Scientists knew that overweight mothers tend to have more overweight children. But is the same true for fathers? This week in Nature, Margaret Morris and her team demonstrated this effect in male rats, the first time it’s been shown to work in males. The findings are another example of how non-genetic factors, like how much a parent eats, can have a biological impact on offspring.
The researchers put one of their two groups of male rats on a high-fat diet, the other on a normal one. Unsurprisingly, the high-fat rats put on a lot of weight and began to show symptoms of type II diabetes, like insulin resistance and struggles with metabolizing glucose. And then there were their kids:
The real surprise came when Morris’s team went on to examine the obese rats’ female offspring. These too had problems regulating insulin and glucose levels. The healthy fathers, however, had correspondingly healthy daughters. Whether similar defects emerge in sons remains to be seen. [Nature News]

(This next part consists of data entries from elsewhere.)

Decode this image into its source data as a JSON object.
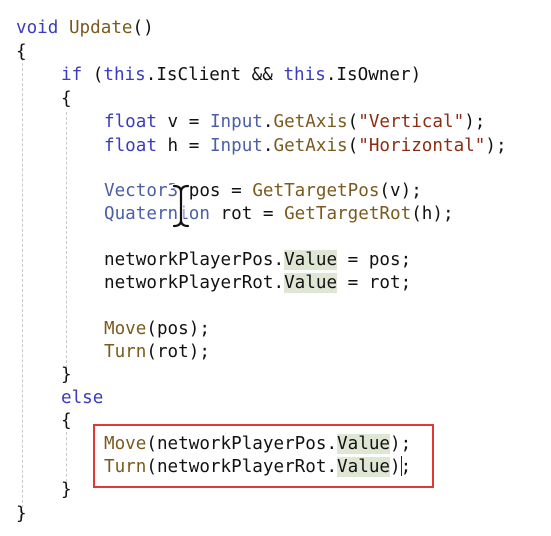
{
  "code": {
    "l1": {
      "kw": "void",
      "fn": "Update",
      "rest": "()"
    },
    "l2": {
      "text": "{"
    },
    "l3": {
      "kw1": "if",
      "p1": " (",
      "kw2": "this",
      "p2": ".IsClient && ",
      "kw3": "this",
      "p3": ".IsOwner)"
    },
    "l4": {
      "text": "{"
    },
    "l5": {
      "type": "float",
      "p1": " v = ",
      "cls": "Input",
      "dot": ".",
      "fn": "GetAxis",
      "p2": "(",
      "str": "\"Vertical\"",
      "p3": ");"
    },
    "l6": {
      "type": "float",
      "p1": " h = ",
      "cls": "Input",
      "dot": ".",
      "fn": "GetAxis",
      "p2": "(",
      "str": "\"Horizontal\"",
      "p3": ");"
    },
    "l7": {
      "type": "Vector3",
      "p1": " pos = ",
      "fn": "GetTargetPos",
      "p2": "(v);"
    },
    "l8": {
      "type": "Quaternion",
      "p1": " rot = ",
      "fn": "GetTargetRot",
      "p2": "(h);"
    },
    "l9": {
      "obj": "networkPlayerPos.",
      "prop": "Value",
      "rest": " = pos;"
    },
    "l10": {
      "obj": "networkPlayerRot.",
      "prop": "Value",
      "rest": " = rot;"
    },
    "l11": {
      "fn": "Move",
      "rest": "(pos);"
    },
    "l12": {
      "fn": "Turn",
      "rest": "(rot);"
    },
    "l13": {
      "text": "}"
    },
    "l14": {
      "kw": "else"
    },
    "l15": {
      "text": "{"
    },
    "l16": {
      "fn": "Move",
      "p1": "(networkPlayerPos.",
      "prop": "Value",
      "p2": ");"
    },
    "l17": {
      "fn": "Turn",
      "p1": "(networkPlayerRot.",
      "prop": "Value",
      "p2": ");"
    },
    "l18": {
      "text": "}"
    },
    "l19": {
      "text": "}"
    }
  },
  "colors": {
    "keyword": "#3b3bbf",
    "type": "#4a5fa6",
    "method": "#7a5a1e",
    "string": "#8b2d12",
    "value_highlight": "#dfe6d3",
    "annotation_box": "#e0383a"
  },
  "icons": {
    "text_cursor": "i-beam-cursor-icon"
  }
}
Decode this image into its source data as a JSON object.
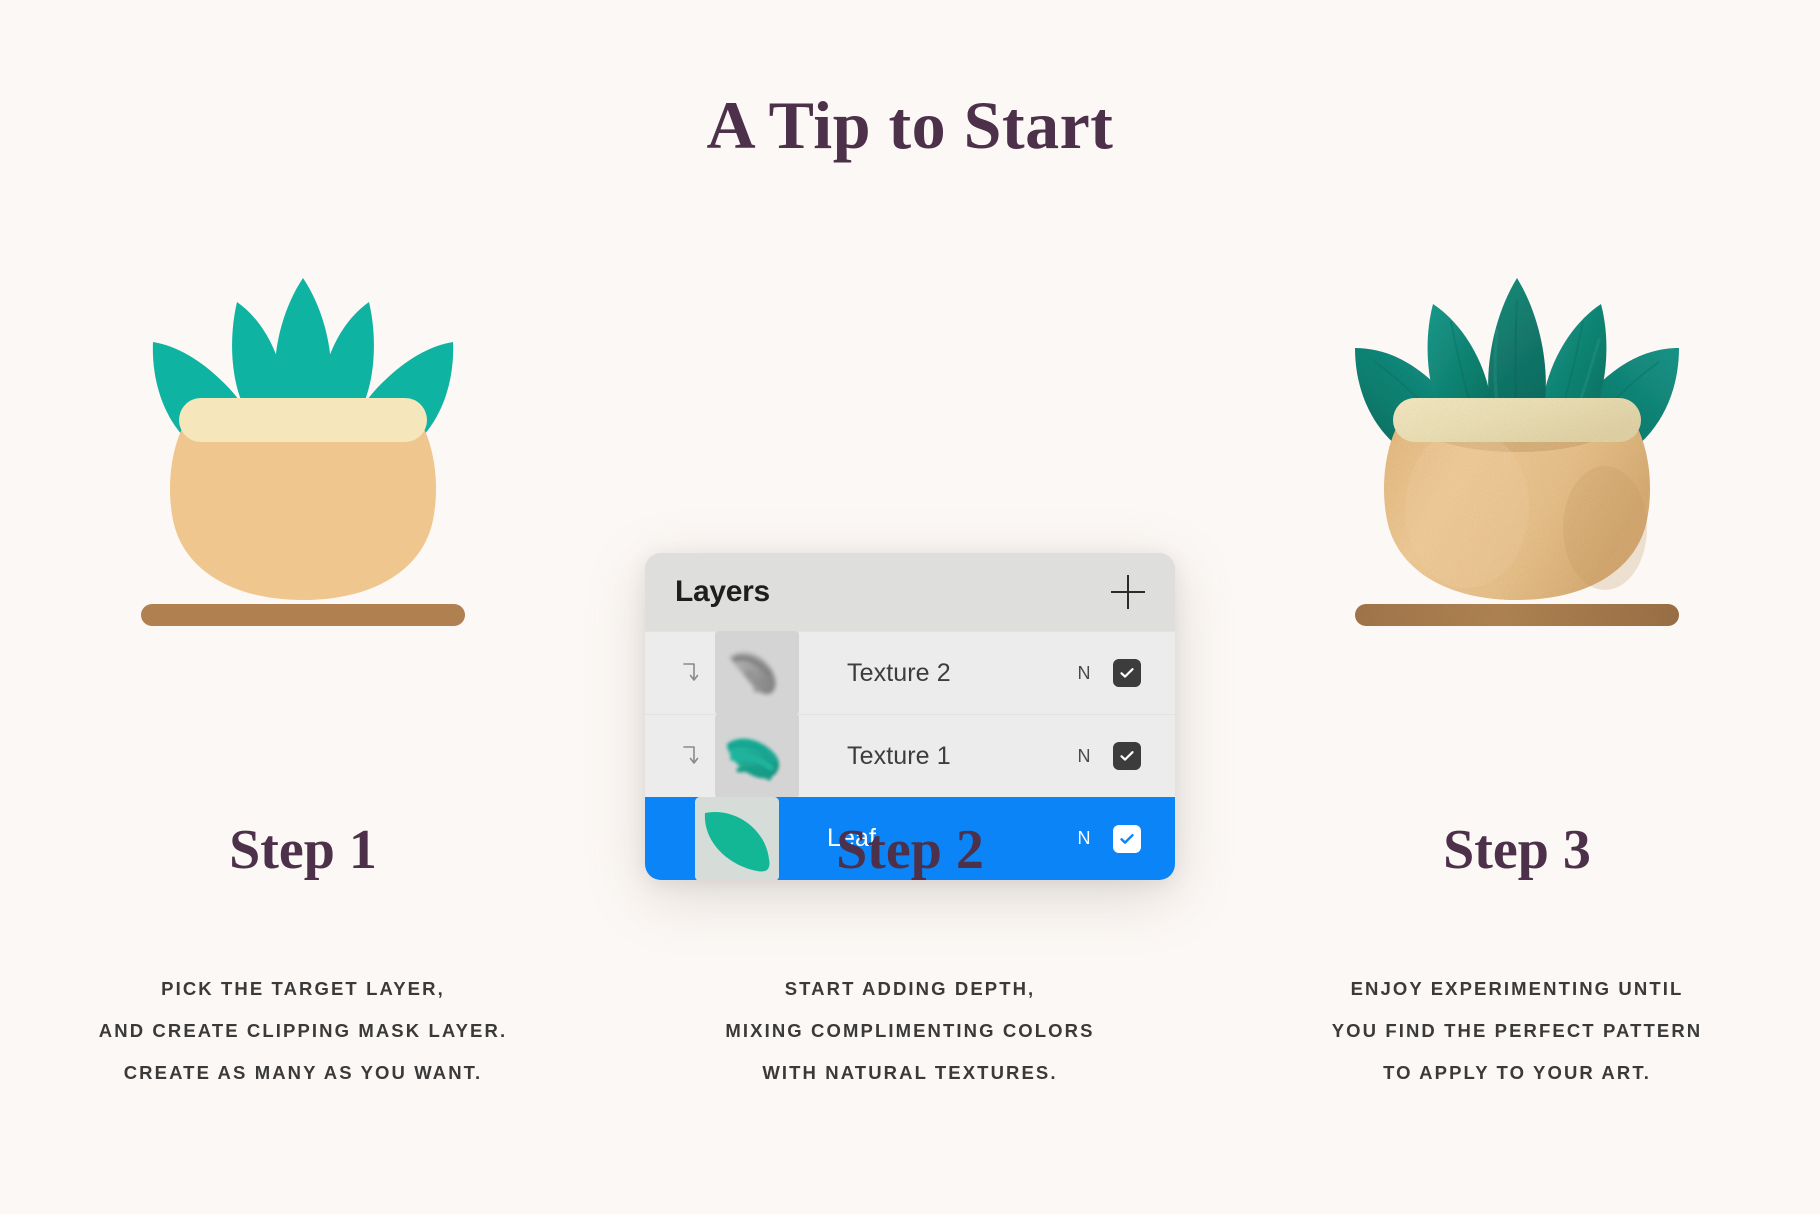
{
  "page": {
    "title": "A Tip to Start",
    "background_color": "#FCF8F5",
    "title_color": "#4D3049",
    "body_text_color": "#3A3A3A"
  },
  "palette": {
    "teal_flat": "#0FB3A2",
    "teal_textured": "#158174",
    "pot_tan": "#EFC68D",
    "pot_rim_cream": "#F5E6BB",
    "shelf_brown": "#B08050",
    "selection_blue": "#0A84F7",
    "panel_header_grey": "#DEDEDD",
    "panel_row_grey": "#ECECEC",
    "checkbox_dark": "#3C3C3C"
  },
  "layers_panel": {
    "title": "Layers",
    "add_layer_icon": "plus-icon",
    "rows": [
      {
        "name": "Texture 2",
        "blend_mode": "N",
        "visible": true,
        "clipped": true,
        "thumbnail": "grey-brush-stroke",
        "selected": false
      },
      {
        "name": "Texture 1",
        "blend_mode": "N",
        "visible": true,
        "clipped": true,
        "thumbnail": "teal-brush-stroke",
        "selected": false
      },
      {
        "name": "Leaf",
        "blend_mode": "N",
        "visible": true,
        "clipped": false,
        "thumbnail": "teal-leaf-shape",
        "selected": true
      }
    ]
  },
  "steps": [
    {
      "heading": "Step 1",
      "art": "flat-potted-plant",
      "lines": [
        "PICK THE TARGET LAYER,",
        "AND CREATE CLIPPING MASK LAYER.",
        "CREATE AS MANY AS YOU WANT."
      ]
    },
    {
      "heading": "Step 2",
      "art": "layers-panel",
      "lines": [
        "START ADDING DEPTH,",
        "MIXING COMPLIMENTING COLORS",
        "WITH NATURAL TEXTURES."
      ]
    },
    {
      "heading": "Step 3",
      "art": "textured-potted-plant",
      "lines": [
        "ENJOY EXPERIMENTING UNTIL",
        "YOU FIND THE PERFECT PATTERN",
        "TO APPLY TO YOUR ART."
      ]
    }
  ]
}
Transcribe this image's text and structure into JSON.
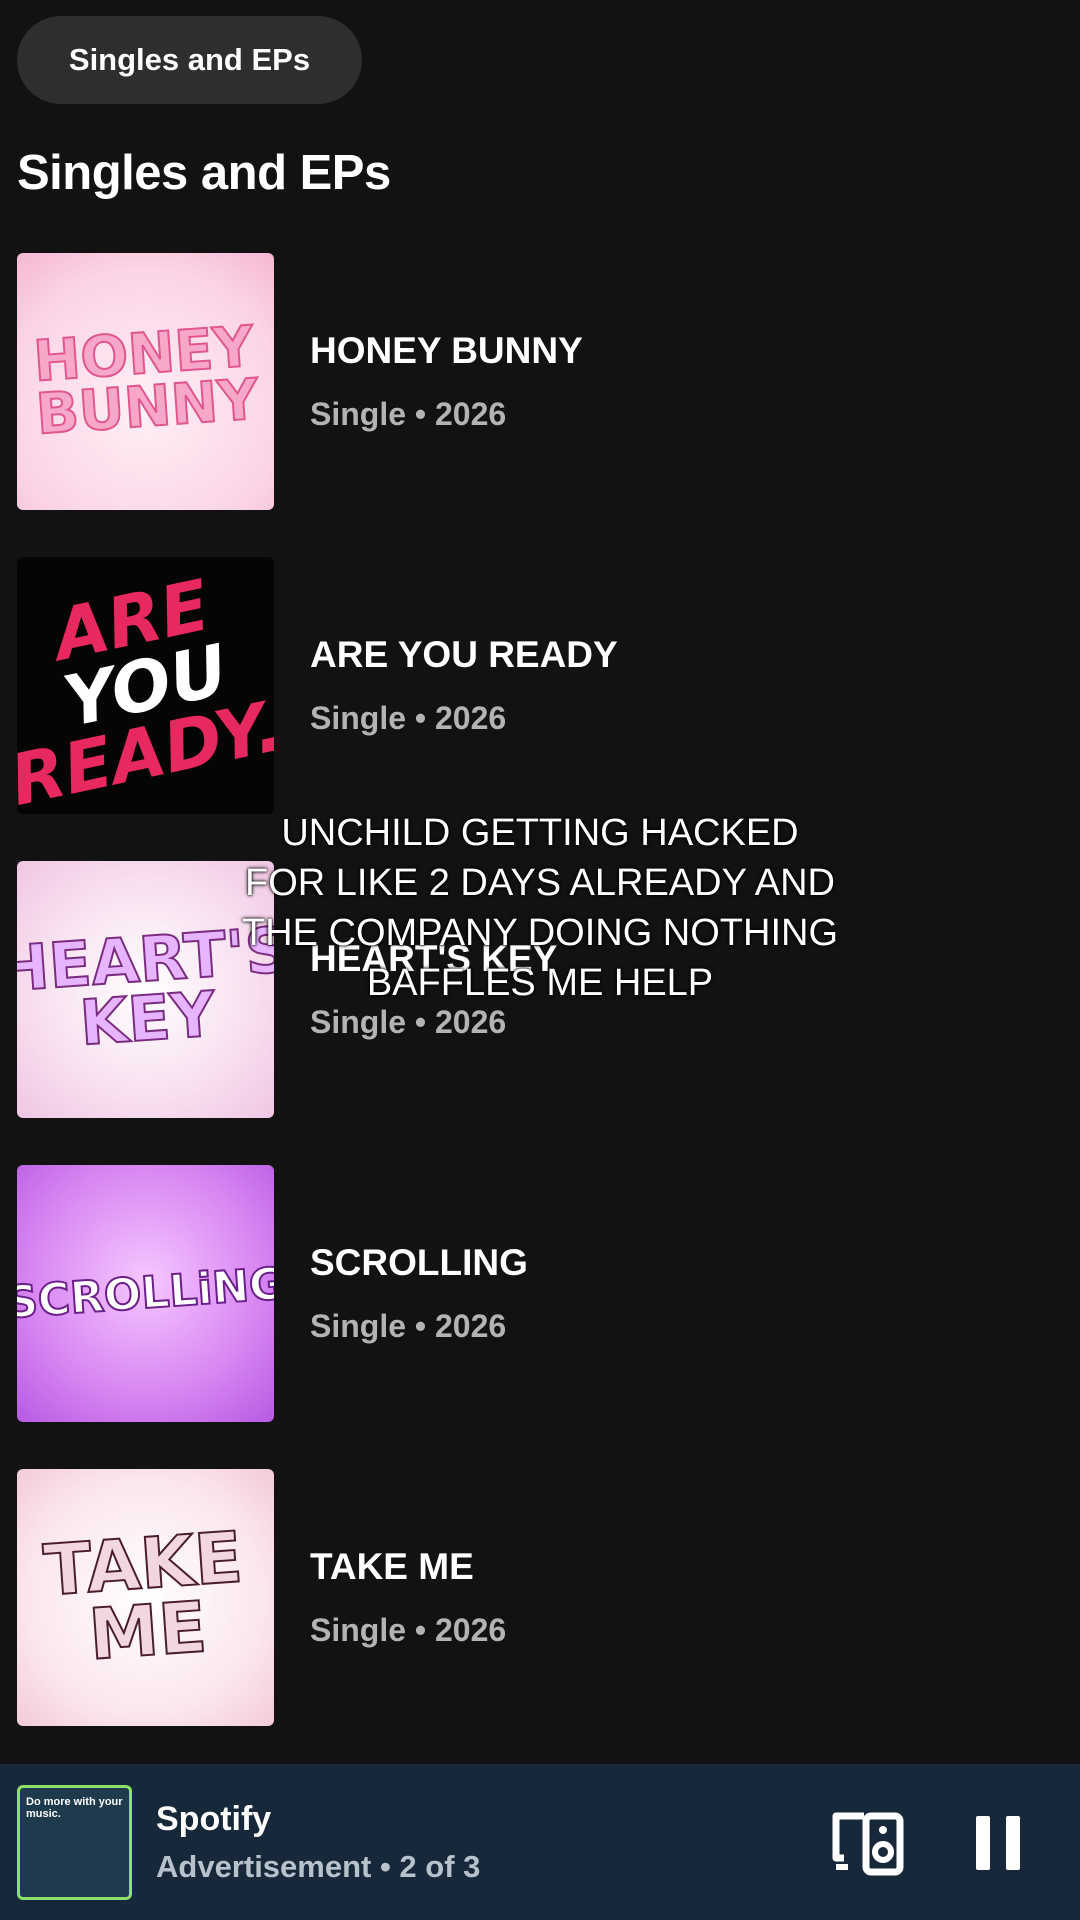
{
  "filter_chip": {
    "label": "Singles and EPs"
  },
  "section": {
    "title": "Singles and EPs"
  },
  "releases": [
    {
      "title": "HONEY BUNNY",
      "subtitle": "Single • 2026",
      "art_text": "HONEY BUNNY"
    },
    {
      "title": "ARE YOU READY",
      "subtitle": "Single • 2026",
      "art_text": "ARE YOU READY.."
    },
    {
      "title": "HEART'S KEY",
      "subtitle": "Single • 2026",
      "art_text": "HEART'S KEY"
    },
    {
      "title": "SCROLLING",
      "subtitle": "Single • 2026",
      "art_text": "SCROLLiNG"
    },
    {
      "title": "TAKE ME",
      "subtitle": "Single • 2026",
      "art_text": "TAKE ME"
    }
  ],
  "overlay_caption": "UNCHILD GETTING HACKED FOR LIKE 2 DAYS ALREADY AND THE COMPANY DOING NOTHING BAFFLES ME HELP",
  "now_playing": {
    "thumb_text": "Do more with your music.",
    "title": "Spotify",
    "subtitle": "Advertisement • 2 of 3",
    "device_icon": "connect-device-icon",
    "pause_icon": "pause-icon"
  },
  "colors": {
    "background": "#121212",
    "chip": "#2e2e2e",
    "secondary_text": "#b3b3b3",
    "player_bar": "#17283a",
    "ready_pink": "#e8295f"
  }
}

Morris says that the “fat father” effect in the rats’ female offspring was not as obvious as the effect of an overweight mother. That’s to be expected, as the father makes his contribution only at conception, while the mother continues to influence an offspring throughout pregnancy. Thus, Morris says, obesity must cause some profound change in gene expression in the father’s sperm.
The prime suspect, says Morris, is not a genetic mutation in the sperm’s DNA, but an “epigenetic” alteration in chemical tags on the DNA. These epigenetic tags help determine whether a gene is expressed, and they can be passed on to offspring. During sperm development, which is occurring constantly in the male, epigenetic marks are erased and replaced. Environmental factors such as diet may interfere with this process. [ScienceNOW]
In fact, the Nature study found 600 variations in the expression of genes relating to the pancreas in the daughters of fat male rats. But the actual genetic code had not changed, pointing the finger at an epigenetic cause.
This finding is fascinating, says Andy Feinberg, at the Johns Hopkins School of Medicine in Baltimore. “In a way it’s saying the metabolic sins of the father can be visited on the daughters, even if the daughters haven’t been conceived yet,” he says. [NPR]
Of course, you can’t directly translate a mouse or rat study to humans and say we’d be affected in the same way. But if a similar effect is happening in people, it would be one more way the growing obesity problem is spreading across generations.